At the end of the data processing, there are a couple of ways to summarize the data, including the iso_summmarize_data_table() introduced earlier (here used to compare the raw vs. calibrated values with different groupings), but also generate_parameter_table, which summarizes all the parameters recorded from the data processing calls:

df.cal %>% group_by(category) %>% 
  iso_summarize_data_table(cutoff = 3, d15.raw, d15.cal, d18.raw, d18.cal) %>% 
  arrange(desc(n)) %>%
  knitr::kable() 
category n d15.cal mean d15.cal sd d15.raw mean d15.raw sd d18.cal mean d18.cal sd d18.raw mean d18.raw sd
P02E 94 6.0956732 0.6094777 6.5042718 0.6069220 2.587674 0.5118533 -2.8477645 0.4780328
USGS-34 26 -1.8000000 0.0379842 -1.3582935 0.0378249 -27.930000 0.1304666 -32.0829099 0.1622549
IAEA-NO3 25 4.7000000 0.0380504 5.1144509 0.0378909 25.610000 0.1095895 19.2734467 0.1056631
N2O 22 0.2647725 0.0318884 0.6978211 0.0317547 3.016624 0.0387814 -0.8080363 0.0348689
DPR 5 5.3180632 0.0352613 5.7299224 0.0351135 2.246454 0.1796061 -3.2040916 0.1761414
control 4 1.3876690 3.7297571 1.8160091 3.7141176 -1.227081 30.7282743 -6.4466047 29.4645749
df.cal %>% 
  generate_parameter_table() %>% 
  knitr::kable() 
p.drift p.17Ocor p.bgrd p.run_size p.yield p.d15_stds p.ref_gas_d15 p.ref_gas_d15.err p.bgrd_area p.bgrd_area.err p.bgrd_d15 p.bgrd_d15.err p.d18_stds p.d18_m_true p.d18_m_conc p.d18_m_true:conc p.d18_b
loess (span: 0.75): N2O, USGS-34, IAEA-NO3 scaling=0.52; ref 17R=0.0003799, 18R=0.0020052, 15N=0.0036782 0.2560503 19.87353 4.345999 USGS-34 (-1.8) & IAEA-NO3 (4.7) -0.4341588 0.0057633 0.362169 0.140907 NA NA USGS-34 (-27.93) & IAEA-NO3 (25.61) 0.896706 -0.1948884 0.0063048 -3.359054

And of course visually, e.g. in an interactive plot with additional mouseover info using the label parameter and iso_format function:

df.cal %>% 
  iso_plot_data(
    x = run_number, y = d15.cal, points = TRUE,
    size = amount,
    shape = 21, fill = c(type = ifelse(category %in% c("IAEA-NO3", "USGS-34"), name, category)),
    panel = factor(category, levels = c("N2O", "IAEA-NO3", "USGS-34")) ~ .,
    label = c(info = iso_format(
      NULL = name,
      d15 = round(d15.cal, 2),
      d18 = round(d18.cal, 2),
      amount = round(amount, 3)
    ))
  ) %>%
  ggplotly(dynamicTicks = TRUE, tooltip = c("fill", "label"))

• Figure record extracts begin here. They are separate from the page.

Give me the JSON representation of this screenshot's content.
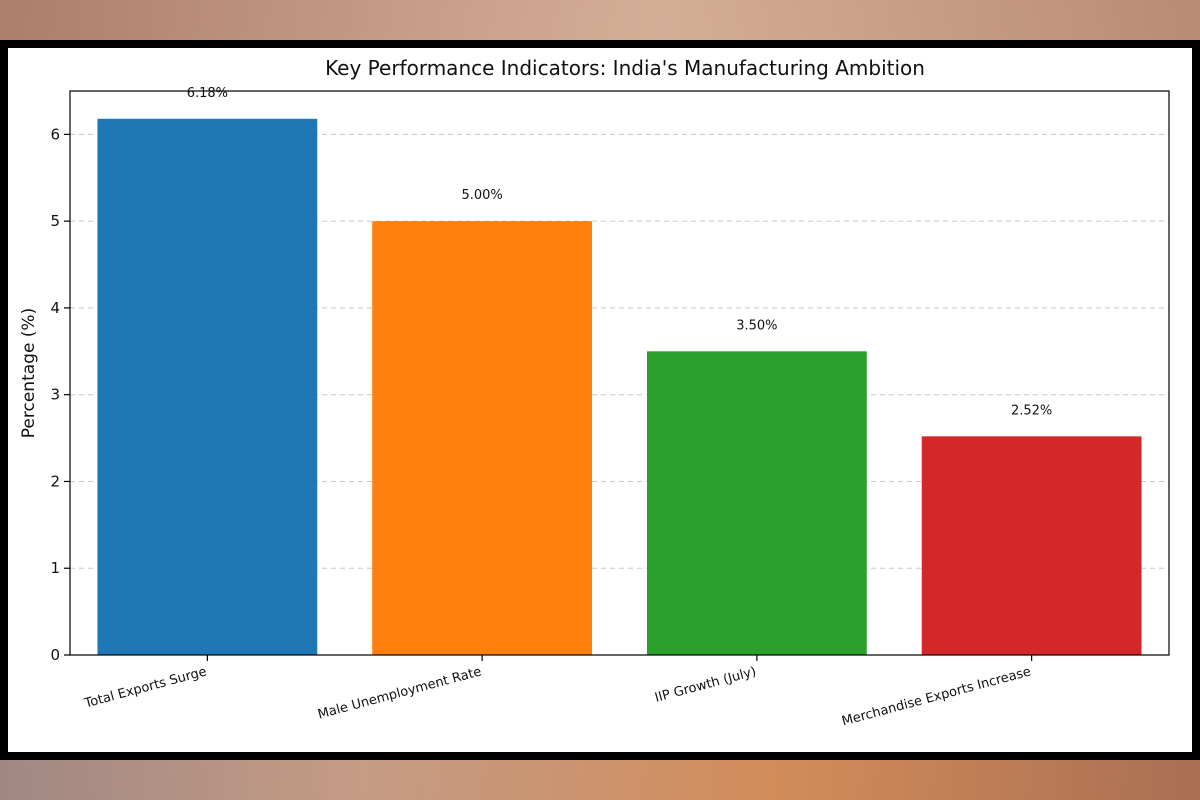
{
  "chart_data": {
    "type": "bar",
    "title": "Key Performance Indicators: India's Manufacturing Ambition",
    "xlabel": "",
    "ylabel": "Percentage (%)",
    "categories": [
      "Total Exports Surge",
      "Male Unemployment Rate",
      "IIP Growth (July)",
      "Merchandise Exports Increase"
    ],
    "values": [
      6.18,
      5.0,
      3.5,
      2.52
    ],
    "value_labels": [
      "6.18%",
      "5.00%",
      "3.50%",
      "2.52%"
    ],
    "colors": [
      "#1f77b4",
      "#ff7f0e",
      "#2ca02c",
      "#d62728"
    ],
    "ylim": [
      0,
      6.5
    ],
    "yticks": [
      0,
      1,
      2,
      3,
      4,
      5,
      6
    ],
    "ytick_labels": [
      "0",
      "1",
      "2",
      "3",
      "4",
      "5",
      "6"
    ],
    "grid": "y-dashed",
    "legend": "none"
  }
}
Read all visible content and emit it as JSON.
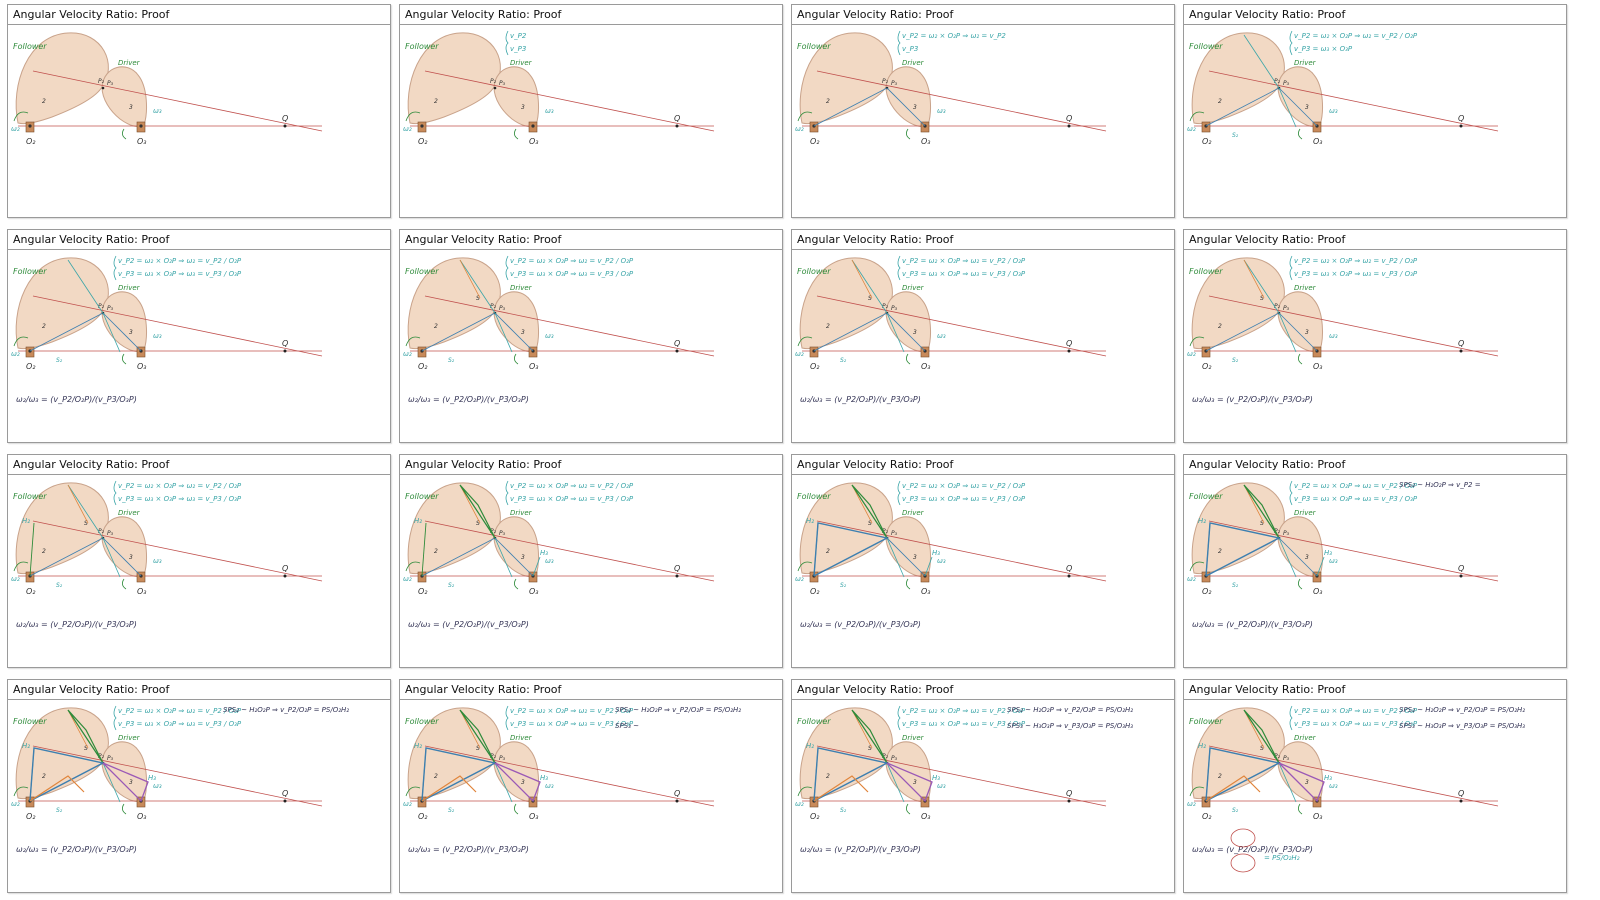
{
  "slide_title": "Angular Velocity Ratio: Proof",
  "colors": {
    "link_fill": "#f2d9c4",
    "link_stroke": "#c9a38b",
    "red_line": "#c0504d",
    "teal": "#3aa5a8",
    "green": "#2e8b3a",
    "blue": "#3d7fb0",
    "orange": "#e0843a",
    "purple": "#9b59b6"
  },
  "labels": {
    "follower": "Follower",
    "driver": "Driver",
    "link2": "2",
    "link3": "3",
    "pivot2": "O₂",
    "pivot3": "O₃",
    "point_q": "Q",
    "omega2": "ω₂",
    "omega3": "ω₃",
    "p2": "P₂",
    "p3": "P₃",
    "s2": "S₂",
    "s3": "S₃",
    "h2": "H₂",
    "h3": "H₃",
    "s": "S"
  },
  "equations": {
    "line1_short": "v_P2",
    "line2_short": "v_P3",
    "line1_mid": "v_P2 = ω₂ × O₂P ⇒ ω₂ = v_P2",
    "line1": "v_P2 = ω₂ × O₂P ⇒ ω₂ = v_P2 / O₂P",
    "line2_mid": "v_P3 = ω₃ × O₃P",
    "line2": "v_P3 = ω₃ × O₃P ⇒ ω₃ = v_P3 / O₃P",
    "ratio": "ω₂/ω₃ = (v_P2/O₂P)/(v_P3/O₃P)",
    "sim1_start": "SPS₂ ~ H₂O₂P ⇒ v_P2 =",
    "sim1": "SPS₂ ~ H₂O₂P ⇒ v_P2/O₂P = PS/O₂H₂",
    "sim2_start": "SPS₃ ~",
    "sim2": "SPS₃ ~ H₃O₃P ⇒ v_P3/O₃P = PS/O₃H₃",
    "final": "= PS/O₂H₂"
  },
  "slides": [
    {
      "step": 1
    },
    {
      "step": 2
    },
    {
      "step": 3
    },
    {
      "step": 4
    },
    {
      "step": 5
    },
    {
      "step": 6
    },
    {
      "step": 7
    },
    {
      "step": 8
    },
    {
      "step": 9
    },
    {
      "step": 10
    },
    {
      "step": 11
    },
    {
      "step": 12
    },
    {
      "step": 13
    },
    {
      "step": 14
    },
    {
      "step": 15
    },
    {
      "step": 16
    }
  ]
}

And some simpler single data plots (using filter from the dplyr pakcage) to look specifically at the samples and DPR control.

df.cal %>% 
  filter(category %in% c("P02E", "DPR")) %>% 
  iso_plot_data(
    x = run_number, y = c(d15.cal, d18.cal), points = TRUE,
    shape = 21, fill = c(info = paste(category, panel))
  ) %>% 
  ggplotly(dynamicTicks = TRUE)

Additional customization is also possible using ggplot functionality, for example can use the shape parameter for symbol differentiation, and to visualize all the standards’ key values in separate panels, can make use of facet_wrap:

plot <-
  df.cal %>% 
  filter(category %in% c("IAEA-NO3", "USGS-34")) %>%
  iso_plot_data(
    x = run_number, y = c(amount, d15.cal, d18.cal), points = TRUE,
    shape = name, fill = name, # use multiple shapes, define with scale_shape_manual
    label = c(info = iso_format(
      `#` = run_number,
      d15 = round(d15.cal, 2),
      d18 = round(d18.cal, 2)
    ))
  ) +
  facet_wrap(panel ~ category, scales = "free", ncol = 2) +
  scale_shape_manual(values = 21:25)

ggplotly(p = plot, dynamicTicks = TRUE, tooltip = c("fill", "label"))

Export data

At any point during the process, if you like to export data as excel, this is easy with iso_export_data_to_excel (here using a couple of filter options in select to skip parameters and raw values, and using arrange to sort the data):

df.cal %>% 
  select(-starts_with("p."), -ends_with(".raw"), -ends_with(".drift"), d15 = d15.cal, d18 = d18.cal) %>%
  arrange(category, name) %>%
  iso_export_data_to_excel(filepath = "export.xlsx")
## Info: exporting datasets 'Sheet1' into Excel file 'export.xlsx'... finished.